3.b Flashcards
(17 cards)
What is the main idea behind FINRA’s Suitability Rule (Rule 2111)?
A firm and its representatives must have a reasonable basis to believe that a recommended investment is suitable for the customer. This is based on the customer’s financial situation, investment objectives, and risk tolerance.
What key pieces of information MUST a firm get to open an account?
- Customer Name
- Address & Phone Number
- Tax ID (Social Security Number)
- Date of Birth
- Employment Status & Occupation
- Whether they are a corporate insider (own >10% of a company)
- Annual Income & Net Worth
- Investment Objectives
What happens if a customer provides only the minimum information but refuses to provide financial details for suitability?
The account can still be opened. However, the firm cannot make any recommendations. Only unsolicited (customer-initiated) trades are allowed.
Whose signature is required on a new account form to officially open the account?
A principal of the firm (e.g., a manager or officer). The customer’s signature is NOT required on the new account form.
How often does the firm need to check in with the customer about their account information?
- Within 30 days of opening the account.
- At least once every 36 months (3 years) after that.
If an employee of another brokerage firm wants to open an account with you, what must happen first?
- The employee must get prior written consent from their own employer.
- The employee must notify your firm, in writing, of their association with the other firm.
- Your firm must be prepared to send duplicate copies of trade confirmations and statements to the employer firm upon request.
What are the two key things a margin account allows a customer to do?
It allows a customer to borrow money from the broker-dealer to purchase securities. This lets them:
1. Purchase more securities with less cash upfront.

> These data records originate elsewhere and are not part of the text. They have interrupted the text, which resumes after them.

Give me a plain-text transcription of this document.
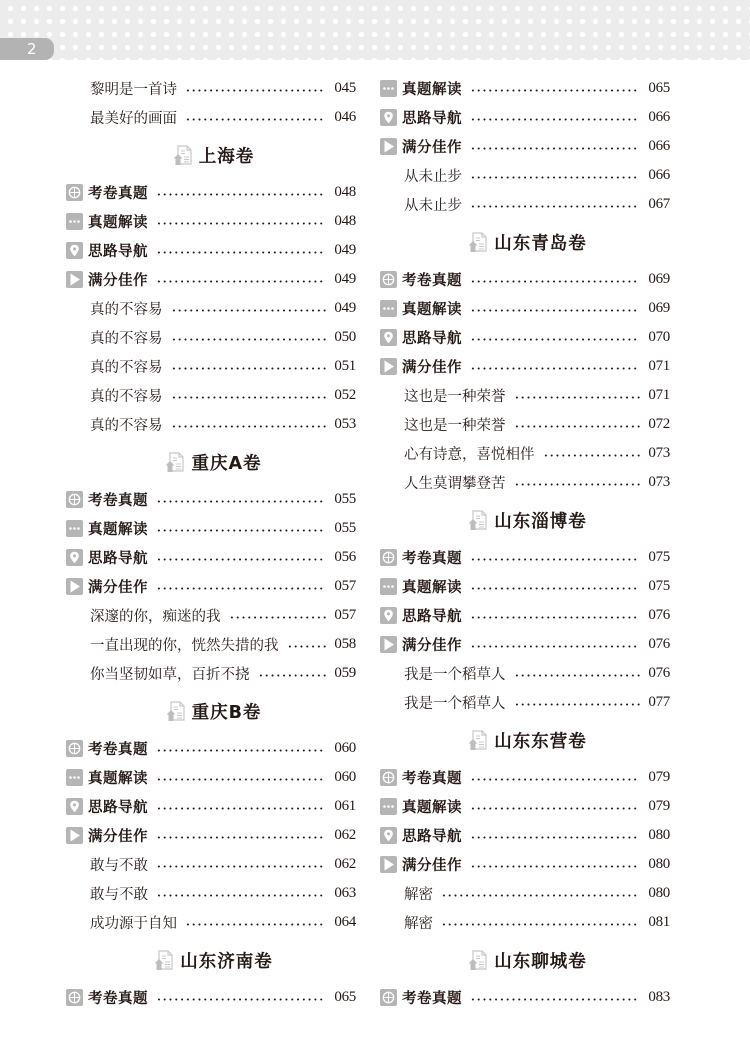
2
黎明是一首诗	045
最美好的画面	046
上海卷
考卷真题	048
真题解读	048
思路导航	049
满分佳作	049
真的不容易	049
真的不容易	050
真的不容易	051
真的不容易	052
真的不容易	053
重庆A卷
考卷真题	055
真题解读	055
思路导航	056
满分佳作	057
深邃的你，痴迷的我	057
一直出现的你，恍然失措的我	058
你当坚韧如草，百折不挠	059
重庆B卷
考卷真题	060
真题解读	060
思路导航	061
满分佳作	062
敢与不敢	062
敢与不敢	063
成功源于自知	064
山东济南卷
考卷真题	065
真题解读	065
思路导航	066
满分佳作	066
从未止步	066
从未止步	067
山东青岛卷
考卷真题	069
真题解读	069
思路导航	070
满分佳作	071
这也是一种荣誉	071
这也是一种荣誉	072
心有诗意，喜悦相伴	073
人生莫谓攀登苦	073
山东淄博卷
考卷真题	075
真题解读	075
思路导航	076
满分佳作	076
我是一个稻草人	076
我是一个稻草人	077
山东东营卷
考卷真题	079
真题解读	079
思路导航	080
满分佳作	080
解密	080
解密	081
山东聊城卷
考卷真题	083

2. Leverage their investment.
Leverage magnifies both gains and losses.
What is hypothecation?
Hypothecation is the customer pledging their securities to the brokerage firm as collateral for the margin loan. This is done by signing the hypothecation agreement.

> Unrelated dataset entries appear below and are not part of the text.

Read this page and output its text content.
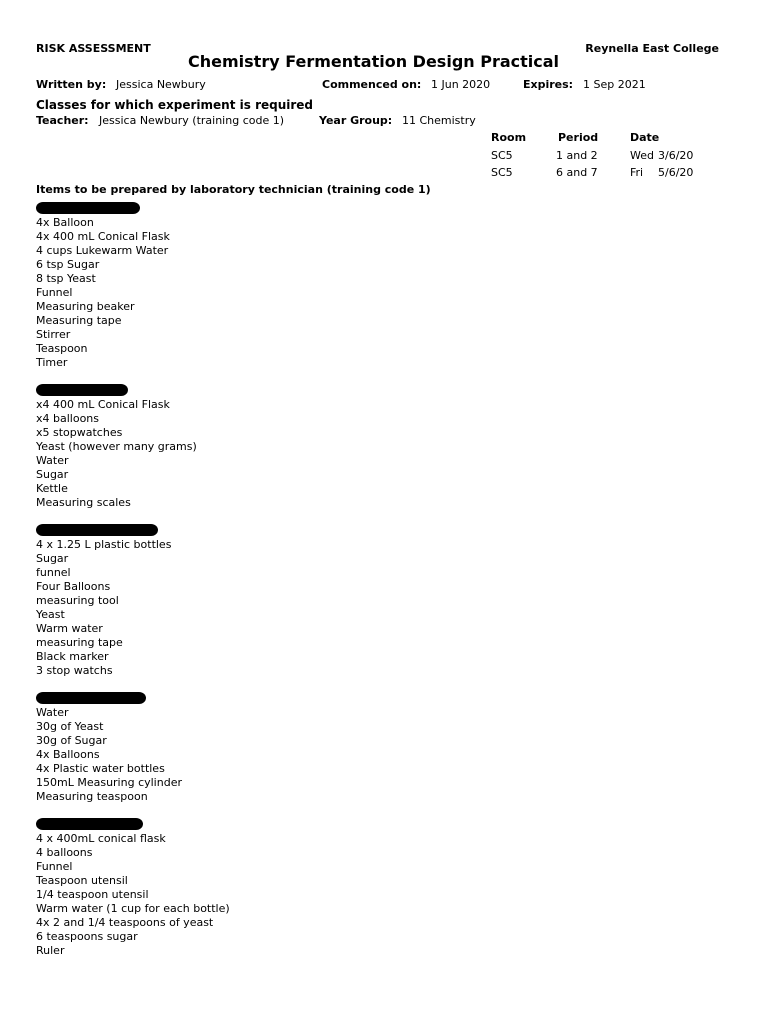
RISK ASSESSMENT	Reynella East College
Chemistry Fermentation Design Practical
Written by: Jessica Newbury	Commenced on: 1 Jun 2020	Expires: 1 Sep 2021
Classes for which experiment is required
Teacher: Jessica Newbury (training code 1)	Year Group: 11 Chemistry
Room	Period	Date
SC5	1 and 2	Wed 3/6/20
SC5	6 and 7	Fri 5/6/20
Items to be prepared by laboratory technician (training code 1)
4x Balloon
4x 400 mL Conical Flask
4 cups Lukewarm Water
6 tsp Sugar
8 tsp Yeast
Funnel
Measuring beaker
Measuring tape
Stirrer
Teaspoon
Timer
x4 400 mL Conical Flask
x4 balloons
x5 stopwatches
Yeast (however many grams)
Water
Sugar
Kettle
Measuring scales
4 x 1.25 L plastic bottles
Sugar
funnel
Four Balloons
measuring tool
Yeast
Warm water
measuring tape
Black marker
3 stop watchs
Water
30g of Yeast
30g of Sugar
4x Balloons
4x Plastic water bottles
150mL Measuring cylinder
Measuring teaspoon
4 x 400mL conical flask
4 balloons
Funnel
Teaspoon utensil
1/4 teaspoon utensil
Warm water (1 cup for each bottle)
4x 2 and 1/4 teaspoons of yeast
6 teaspoons sugar
Ruler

Rehypothecation is when the brokerage firm then pledges those same customer securities to a bank as collateral for a loan to the firm.

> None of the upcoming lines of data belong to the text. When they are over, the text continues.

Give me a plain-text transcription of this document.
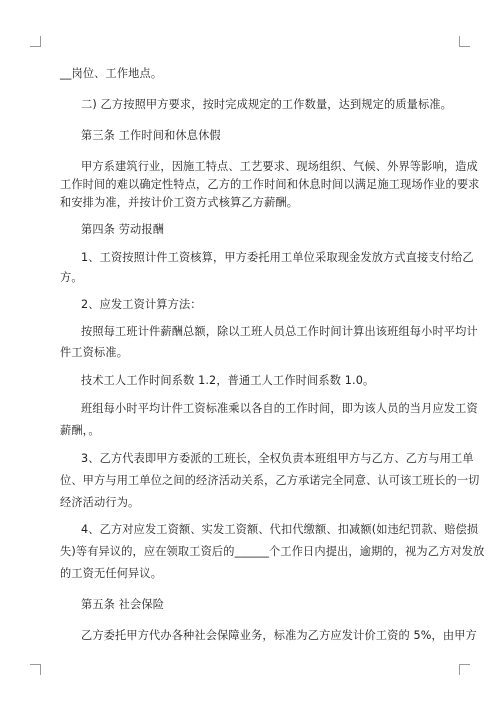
__岗位、工作地点。
二) 乙方按照甲方要求，按时完成规定的工作数量，达到规定的质量标准。
第三条 工作时间和休息休假
甲方系建筑行业，因施工特点、工艺要求、现场组织、气候、外界等影响，造成
工作时间的难以确定性特点，乙方的工作时间和休息时间以满足施工现场作业的要求
和安排为准，并按计价工资方式核算乙方薪酬。
第四条 劳动报酬
1、工资按照计件工资核算，甲方委托用工单位采取现金发放方式直接支付给乙
方。
2、应发工资计算方法：
按照每工班计件薪酬总额，除以工班人员总工作时间计算出该班组每小时平均计
件工资标准。
技术工人工作时间系数 1.2，普通工人工作时间系数 1.0。
班组每小时平均计件工资标准乘以各自的工作时间，即为该人员的当月应发工资
薪酬，。
3、乙方代表即甲方委派的工班长，全权负责本班组甲方与乙方、乙方与用工单
位、甲方与用工单位之间的经济活动关系，乙方承诺完全同意、认可该工班长的一切
经济活动行为。
4、乙方对应发工资额、实发工资额、代扣代缴额、扣减额(如违纪罚款、赔偿损
失)等有异议的，应在领取工资后的______个工作日内提出，逾期的，视为乙方对发放
的工资无任何异议。
第五条 社会保险
乙方委托甲方代办各种社会保障业务，标准为乙方应发计价工资的 5%，由甲方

To open a margin account, which forms are mandatory for the customer to sign, and which is optional?
Mandatory:
1. Credit Agreement: The ‘loan contract’ that discloses the terms of the loan.
2. Hypothecation Agreement: Allows the firm to use the customer’s securities as collateral.
Optional:
* Loan Consent Form: Allows the firm to lend the customer’s securities to others (usually for short sales).
How often must a firm provide the margin risk disclosure document to a margin customer?
Annually.
This document reminds customers they can lose more than they deposited, are not entitled to extensions on margin calls, and the firm can sell their securities without notice if they fail to meet a call.
What types of securities CAN be bought on margin and used as collateral?
- Exchange-listed stocks and bonds (e.g., NYSE, Nasdaq)
- Mutual Funds (cannot be bought on margin, but can be used as collateral after holding for 30 days)
- U.S. Treasury bills, notes, and bonds
What types of securities CANNOT be bought on margin?
- Options (Puts and Calls)
- Rights
- Insurance Contracts
- New Issues (like IPOs)
How do you calculate the minimum a customer must deposit for their first trade in a margin account?
The customer must deposit the GREATER OF:
* Regulation T: 50% of the purchase price.
* FINRA Minimum: $2,000 (or 100% of the purchase if it’s less than $2,000).
How much must a customer deposit for a first-time margin purchase of $10,000?
$5,000. (Reg T is $5,000, which is greater than the $2,000 FINRA rule).
How much must a customer deposit for a first-time margin purchase of $3,000?
$2,000. (Reg T is $1,500, but the $2,000 FINRA rule is greater).
How much must a customer deposit for a first-time margin purchase of $1,500?
$1,500. (Reg T is $750. Since the purchase is less than $2,000, the FINRA rule requires 100% of the purchase price, which is $1,500).
What is a maintenance call?
A demand for the customer to deposit more money or securities. It’s triggered if the customer’s equity drops below the minimum maintenance level (usually 25% of the account’s market value). If the customer doesn’t meet the call, the firm can liquidate (sell) securities from the account to bring the equity level back up.